Die kleineren Arbeiten von ca. 25 x 15 cm gipfeln in einem vier Quadratmeter großen Werk, auf welchem die Punkte, die Linien, die Schnittmengen ein eigenes Gebilde darstellen, welches sich in einem dunklen, fast schwarzen Raum bewegt, umgeben von einem kreisförmigen hellleuchtenden Kranz, der diesem Gebilde eine gewisse Strahlkraft verleiht. Eine Korona also, welche den Strahlenkranz der Sonne und des Mondes beschreibt.
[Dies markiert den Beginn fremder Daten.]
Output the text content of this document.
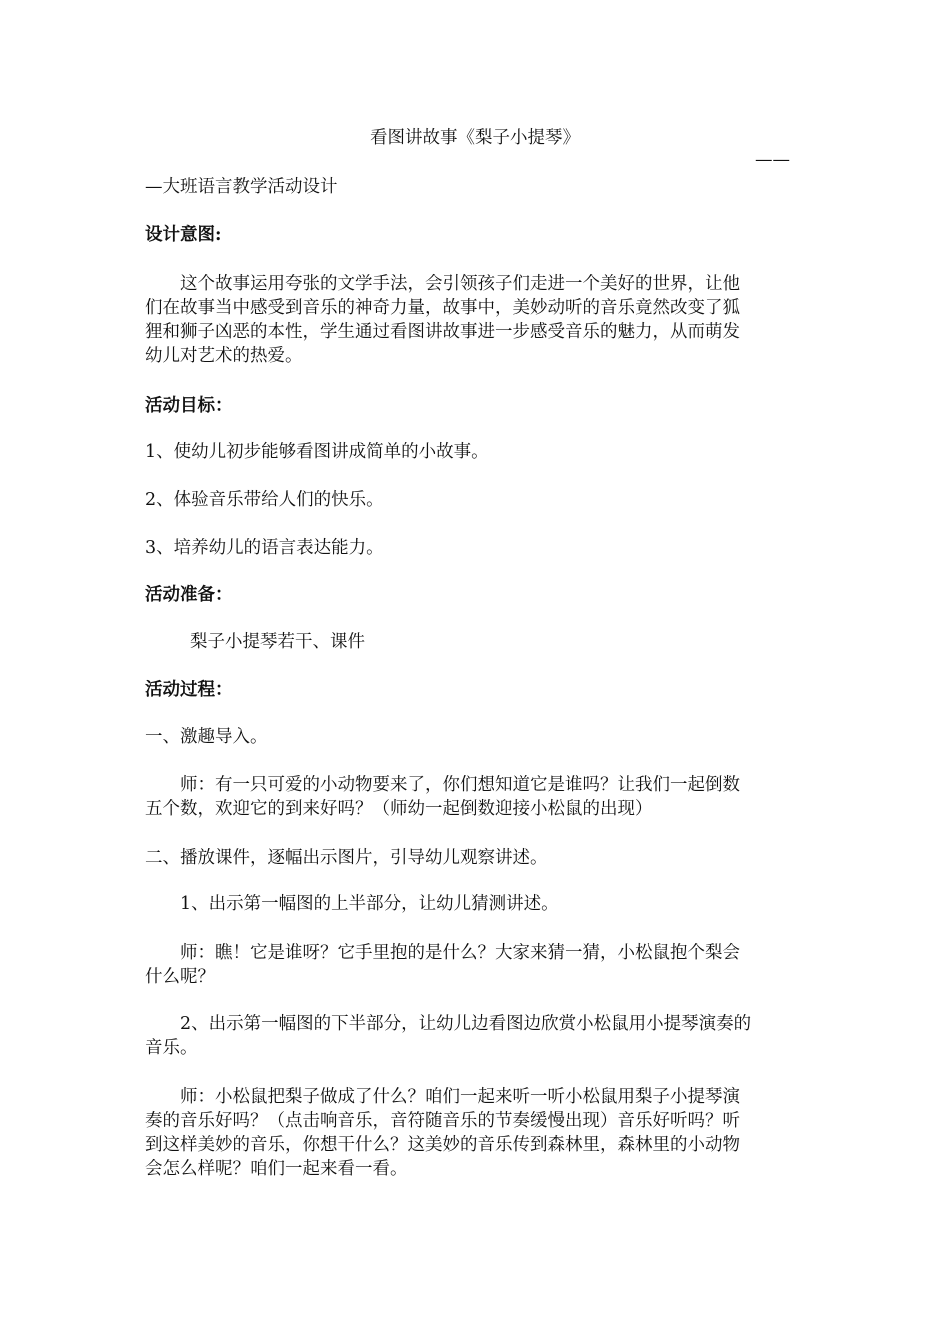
看图讲故事《梨子小提琴》

——

—大班语言教学活动设计

设计意图:

这个故事运用夸张的文学手法，会引领孩子们走进一个美好的世界，让他

们在故事当中感受到音乐的神奇力量，故事中，美妙动听的音乐竟然改变了狐

狸和狮子凶恶的本性，学生通过看图讲故事进一步感受音乐的魅力，从而萌发

幼儿对艺术的热爱。

活动目标：

1、使幼儿初步能够看图讲成简单的小故事。

2、体验音乐带给人们的快乐。

3、培养幼儿的语言表达能力。

活动准备：

梨子小提琴若干、课件

活动过程：

一、激趣导入。

师：有一只可爱的小动物要来了，你们想知道它是谁吗？让我们一起倒数

五个数，欢迎它的到来好吗？（师幼一起倒数迎接小松鼠的出现）

二、播放课件，逐幅出示图片，引导幼儿观察讲述。

1、出示第一幅图的上半部分，让幼儿猜测讲述。

师：瞧！它是谁呀？它手里抱的是什么？大家来猜一猜，小松鼠抱个梨会

什么呢？

2、出示第一幅图的下半部分，让幼儿边看图边欣赏小松鼠用小提琴演奏的

音乐。

师：小松鼠把梨子做成了什么？咱们一起来听一听小松鼠用梨子小提琴演

奏的音乐好吗？（点击响音乐，音符随音乐的节奏缓慢出现）音乐好听吗？听

到这样美妙的音乐，你想干什么？这美妙的音乐传到森林里，森林里的小动物

会怎么样呢？咱们一起来看一看。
Während die kleineren „Schnittmengen“ bereits 2019 entstanden sind, wurde das größere Werk während einer mehrmonatigen Produktionszeit gerade in dem Monat fertiggestellt, als die Coranakrise unser Leben stark zu beeinträchtigen begann. Der soziale Kontakt wird massiv eingeschränkt, Beziehungen auf eine Probe gestellt. So ist „Intersection“ auch ein vorweggenommenes Statement zu dem, was uns die Zukunft bringen wird. Neue Gedanken und Ideen können nun tradierte Verhaltensmuster und Systeme verändern oder gar ablösen. So sind ihre Arbeiten von der Hoffnung beseelt, neue Schnittmengen für ein besseres Miteinander entstehen zu lassen. Lösungen und Bezugspunkte hierfür gibt es in der realen Welt genügend, es kommt nur darauf an, sie richtig zu interpretieren.